I think my past experiences in this regard, as well as having a group of friends deliver a letter telling me to get lost, have shaped me in a strange, but not poor fashion. I am now of the opinion that stating the truth as clearly, but gently, as possible as soon as is convenient is best. For one, the other has less time to get even more attached and end up being hurt more deeply.
Second, the other can start a healing process all the sooner and there may be a worthwhile friendship between the two at the end of that process with little damage done to the trust between them. Rather, having been honest, that trust has fertile ground to grow and in and find strength (no guarantee it will).

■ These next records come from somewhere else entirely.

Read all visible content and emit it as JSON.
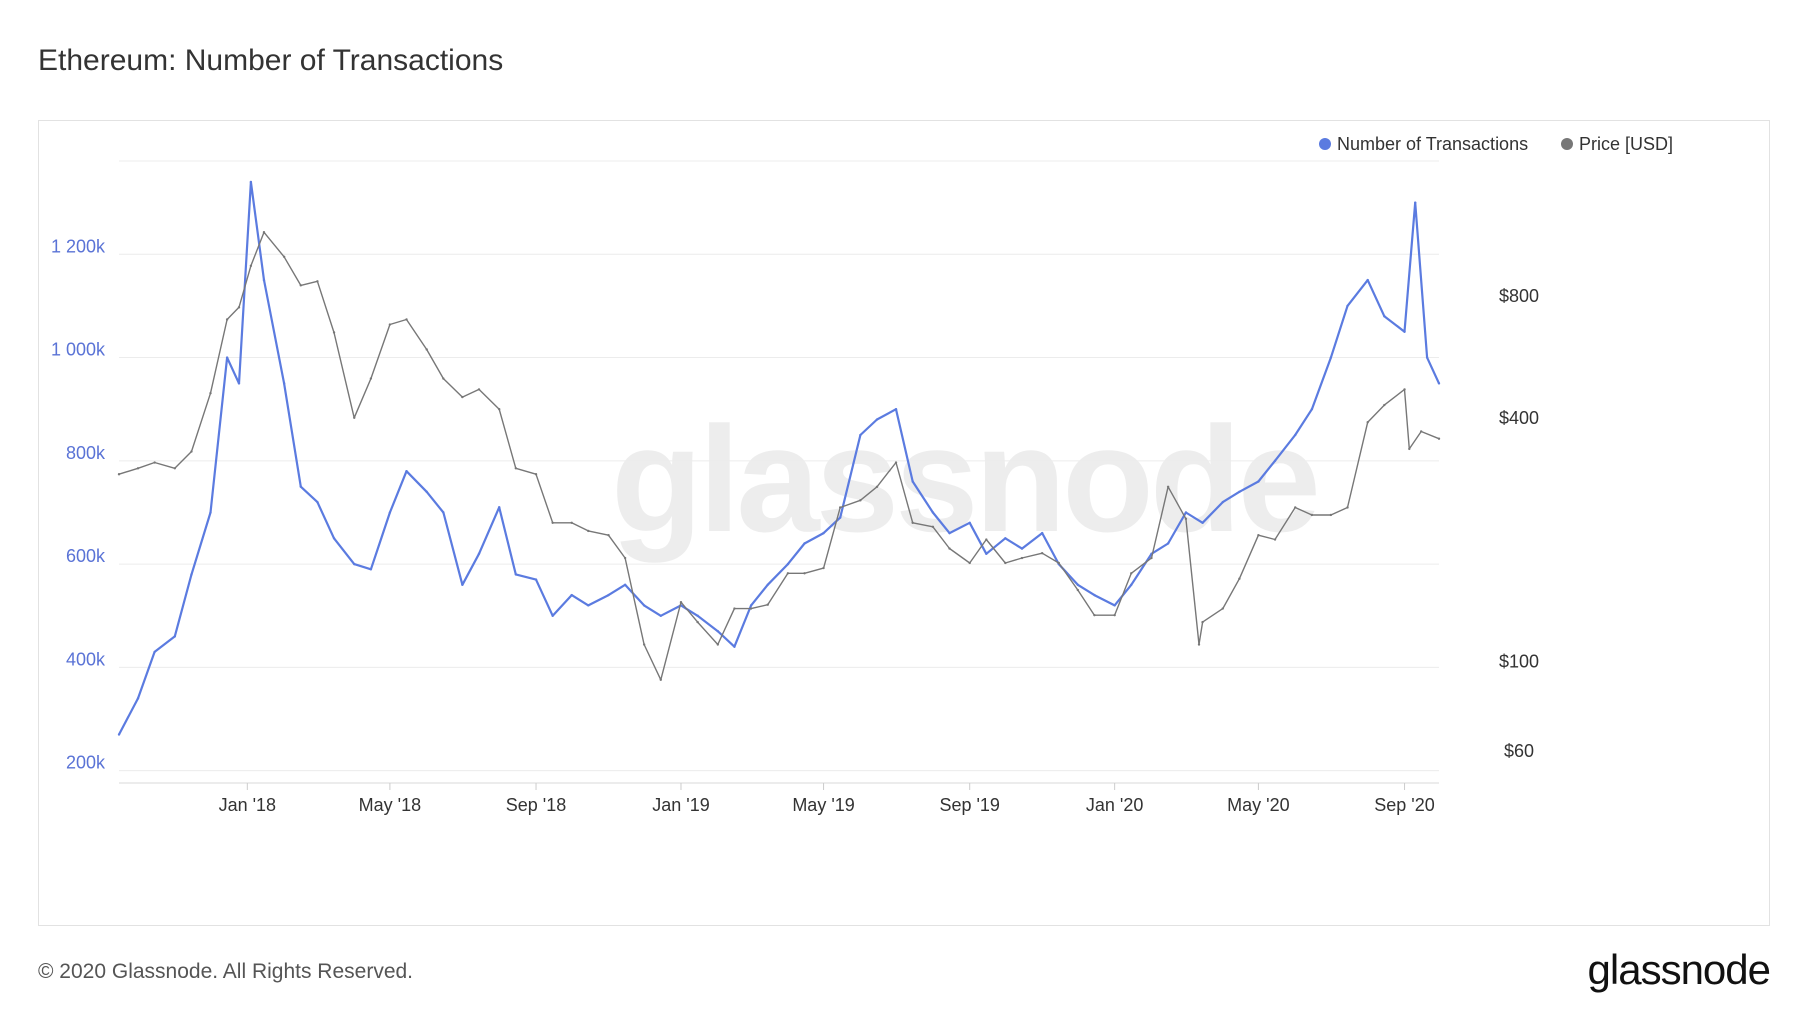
{
  "title": "Ethereum: Number of Transactions",
  "footer": "© 2020 Glassnode. All Rights Reserved.",
  "brand": "glassnode",
  "watermark": "glassnode",
  "colors": {
    "transactions": "#5b7be0",
    "price": "#777777",
    "grid": "#ececec"
  },
  "chart_data": {
    "type": "line",
    "x_range": [
      "2017-09-15",
      "2020-09-30"
    ],
    "left_axis": {
      "ticks": [
        200000,
        400000,
        600000,
        800000,
        1000000,
        1200000
      ],
      "tick_labels": [
        "200k",
        "400k",
        "600k",
        "800k",
        "1 000k",
        "1 200k"
      ],
      "range": [
        180000,
        1400000
      ]
    },
    "right_axis": {
      "scale": "log",
      "ticks": [
        60,
        100,
        400,
        800
      ],
      "tick_labels": [
        "$60",
        "$100",
        "$400",
        "$800"
      ]
    },
    "x_ticks": [
      {
        "date": "2018-01-01",
        "label": "Jan '18"
      },
      {
        "date": "2018-05-01",
        "label": "May '18"
      },
      {
        "date": "2018-09-01",
        "label": "Sep '18"
      },
      {
        "date": "2019-01-01",
        "label": "Jan '19"
      },
      {
        "date": "2019-05-01",
        "label": "May '19"
      },
      {
        "date": "2019-09-01",
        "label": "Sep '19"
      },
      {
        "date": "2020-01-01",
        "label": "Jan '20"
      },
      {
        "date": "2020-05-01",
        "label": "May '20"
      },
      {
        "date": "2020-09-01",
        "label": "Sep '20"
      }
    ],
    "legend": {
      "position": "top-right",
      "entries": [
        "Number of Transactions",
        "Price [USD]"
      ]
    },
    "series": [
      {
        "name": "Number of Transactions",
        "axis": "left",
        "points": [
          [
            "2017-09-15",
            270000
          ],
          [
            "2017-10-01",
            340000
          ],
          [
            "2017-10-15",
            430000
          ],
          [
            "2017-11-01",
            460000
          ],
          [
            "2017-11-15",
            580000
          ],
          [
            "2017-12-01",
            700000
          ],
          [
            "2017-12-15",
            1000000
          ],
          [
            "2017-12-25",
            950000
          ],
          [
            "2018-01-04",
            1340000
          ],
          [
            "2018-01-15",
            1150000
          ],
          [
            "2018-02-01",
            950000
          ],
          [
            "2018-02-15",
            750000
          ],
          [
            "2018-03-01",
            720000
          ],
          [
            "2018-03-15",
            650000
          ],
          [
            "2018-04-01",
            600000
          ],
          [
            "2018-04-15",
            590000
          ],
          [
            "2018-05-01",
            700000
          ],
          [
            "2018-05-15",
            780000
          ],
          [
            "2018-06-01",
            740000
          ],
          [
            "2018-06-15",
            700000
          ],
          [
            "2018-07-01",
            560000
          ],
          [
            "2018-07-15",
            620000
          ],
          [
            "2018-08-01",
            710000
          ],
          [
            "2018-08-15",
            580000
          ],
          [
            "2018-09-01",
            570000
          ],
          [
            "2018-09-15",
            500000
          ],
          [
            "2018-10-01",
            540000
          ],
          [
            "2018-10-15",
            520000
          ],
          [
            "2018-11-01",
            540000
          ],
          [
            "2018-11-15",
            560000
          ],
          [
            "2018-12-01",
            520000
          ],
          [
            "2018-12-15",
            500000
          ],
          [
            "2019-01-01",
            520000
          ],
          [
            "2019-01-15",
            500000
          ],
          [
            "2019-02-01",
            470000
          ],
          [
            "2019-02-15",
            440000
          ],
          [
            "2019-03-01",
            520000
          ],
          [
            "2019-03-15",
            560000
          ],
          [
            "2019-04-01",
            600000
          ],
          [
            "2019-04-15",
            640000
          ],
          [
            "2019-05-01",
            660000
          ],
          [
            "2019-05-15",
            690000
          ],
          [
            "2019-06-01",
            850000
          ],
          [
            "2019-06-15",
            880000
          ],
          [
            "2019-07-01",
            900000
          ],
          [
            "2019-07-15",
            760000
          ],
          [
            "2019-08-01",
            700000
          ],
          [
            "2019-08-15",
            660000
          ],
          [
            "2019-09-01",
            680000
          ],
          [
            "2019-09-15",
            620000
          ],
          [
            "2019-10-01",
            650000
          ],
          [
            "2019-10-15",
            630000
          ],
          [
            "2019-11-01",
            660000
          ],
          [
            "2019-11-15",
            600000
          ],
          [
            "2019-12-01",
            560000
          ],
          [
            "2019-12-15",
            540000
          ],
          [
            "2020-01-01",
            520000
          ],
          [
            "2020-01-15",
            560000
          ],
          [
            "2020-02-01",
            620000
          ],
          [
            "2020-02-15",
            640000
          ],
          [
            "2020-03-01",
            700000
          ],
          [
            "2020-03-15",
            680000
          ],
          [
            "2020-04-01",
            720000
          ],
          [
            "2020-04-15",
            740000
          ],
          [
            "2020-05-01",
            760000
          ],
          [
            "2020-05-15",
            800000
          ],
          [
            "2020-06-01",
            850000
          ],
          [
            "2020-06-15",
            900000
          ],
          [
            "2020-07-01",
            1000000
          ],
          [
            "2020-07-15",
            1100000
          ],
          [
            "2020-08-01",
            1150000
          ],
          [
            "2020-08-15",
            1080000
          ],
          [
            "2020-09-01",
            1050000
          ],
          [
            "2020-09-10",
            1300000
          ],
          [
            "2020-09-20",
            1000000
          ],
          [
            "2020-09-30",
            950000
          ]
        ]
      },
      {
        "name": "Price [USD]",
        "axis": "right",
        "points": [
          [
            "2017-09-15",
            290
          ],
          [
            "2017-10-01",
            300
          ],
          [
            "2017-10-15",
            310
          ],
          [
            "2017-11-01",
            300
          ],
          [
            "2017-11-15",
            330
          ],
          [
            "2017-12-01",
            460
          ],
          [
            "2017-12-15",
            700
          ],
          [
            "2017-12-25",
            750
          ],
          [
            "2018-01-04",
            950
          ],
          [
            "2018-01-15",
            1150
          ],
          [
            "2018-02-01",
            1000
          ],
          [
            "2018-02-15",
            850
          ],
          [
            "2018-03-01",
            870
          ],
          [
            "2018-03-15",
            650
          ],
          [
            "2018-04-01",
            400
          ],
          [
            "2018-04-15",
            500
          ],
          [
            "2018-05-01",
            680
          ],
          [
            "2018-05-15",
            700
          ],
          [
            "2018-06-01",
            590
          ],
          [
            "2018-06-15",
            500
          ],
          [
            "2018-07-01",
            450
          ],
          [
            "2018-07-15",
            470
          ],
          [
            "2018-08-01",
            420
          ],
          [
            "2018-08-15",
            300
          ],
          [
            "2018-09-01",
            290
          ],
          [
            "2018-09-15",
            220
          ],
          [
            "2018-10-01",
            220
          ],
          [
            "2018-10-15",
            210
          ],
          [
            "2018-11-01",
            205
          ],
          [
            "2018-11-15",
            180
          ],
          [
            "2018-12-01",
            110
          ],
          [
            "2018-12-15",
            90
          ],
          [
            "2019-01-01",
            140
          ],
          [
            "2019-01-15",
            125
          ],
          [
            "2019-02-01",
            110
          ],
          [
            "2019-02-15",
            135
          ],
          [
            "2019-03-01",
            135
          ],
          [
            "2019-03-15",
            138
          ],
          [
            "2019-04-01",
            165
          ],
          [
            "2019-04-15",
            165
          ],
          [
            "2019-05-01",
            170
          ],
          [
            "2019-05-15",
            240
          ],
          [
            "2019-06-01",
            250
          ],
          [
            "2019-06-15",
            270
          ],
          [
            "2019-07-01",
            310
          ],
          [
            "2019-07-15",
            220
          ],
          [
            "2019-08-01",
            215
          ],
          [
            "2019-08-15",
            190
          ],
          [
            "2019-09-01",
            175
          ],
          [
            "2019-09-15",
            200
          ],
          [
            "2019-10-01",
            175
          ],
          [
            "2019-10-15",
            180
          ],
          [
            "2019-11-01",
            185
          ],
          [
            "2019-11-15",
            175
          ],
          [
            "2019-12-01",
            150
          ],
          [
            "2019-12-15",
            130
          ],
          [
            "2020-01-01",
            130
          ],
          [
            "2020-01-15",
            165
          ],
          [
            "2020-02-01",
            180
          ],
          [
            "2020-02-15",
            270
          ],
          [
            "2020-03-01",
            225
          ],
          [
            "2020-03-12",
            110
          ],
          [
            "2020-03-15",
            125
          ],
          [
            "2020-04-01",
            135
          ],
          [
            "2020-04-15",
            160
          ],
          [
            "2020-05-01",
            205
          ],
          [
            "2020-05-15",
            200
          ],
          [
            "2020-06-01",
            240
          ],
          [
            "2020-06-15",
            230
          ],
          [
            "2020-07-01",
            230
          ],
          [
            "2020-07-15",
            240
          ],
          [
            "2020-08-01",
            390
          ],
          [
            "2020-08-15",
            430
          ],
          [
            "2020-09-01",
            470
          ],
          [
            "2020-09-05",
            335
          ],
          [
            "2020-09-15",
            370
          ],
          [
            "2020-09-30",
            355
          ]
        ]
      }
    ]
  }
}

Lastly, it saves the one delivering the bad news from having to agonize over how to handle the situation any longer than necessary. That’s assuming they’d agonize at all, but even if they are just annoyed, it’ll go a long way to ending that annoyance sooner rather than later.
I don’t know why this popped into my head today. Maybe I watched The Bachelor one too many times this season. Maybe I picked up on something today or this last week that I didn’t really notice. Still, I think I’d do better at this today than a few years ago and probably have a bit more to learn.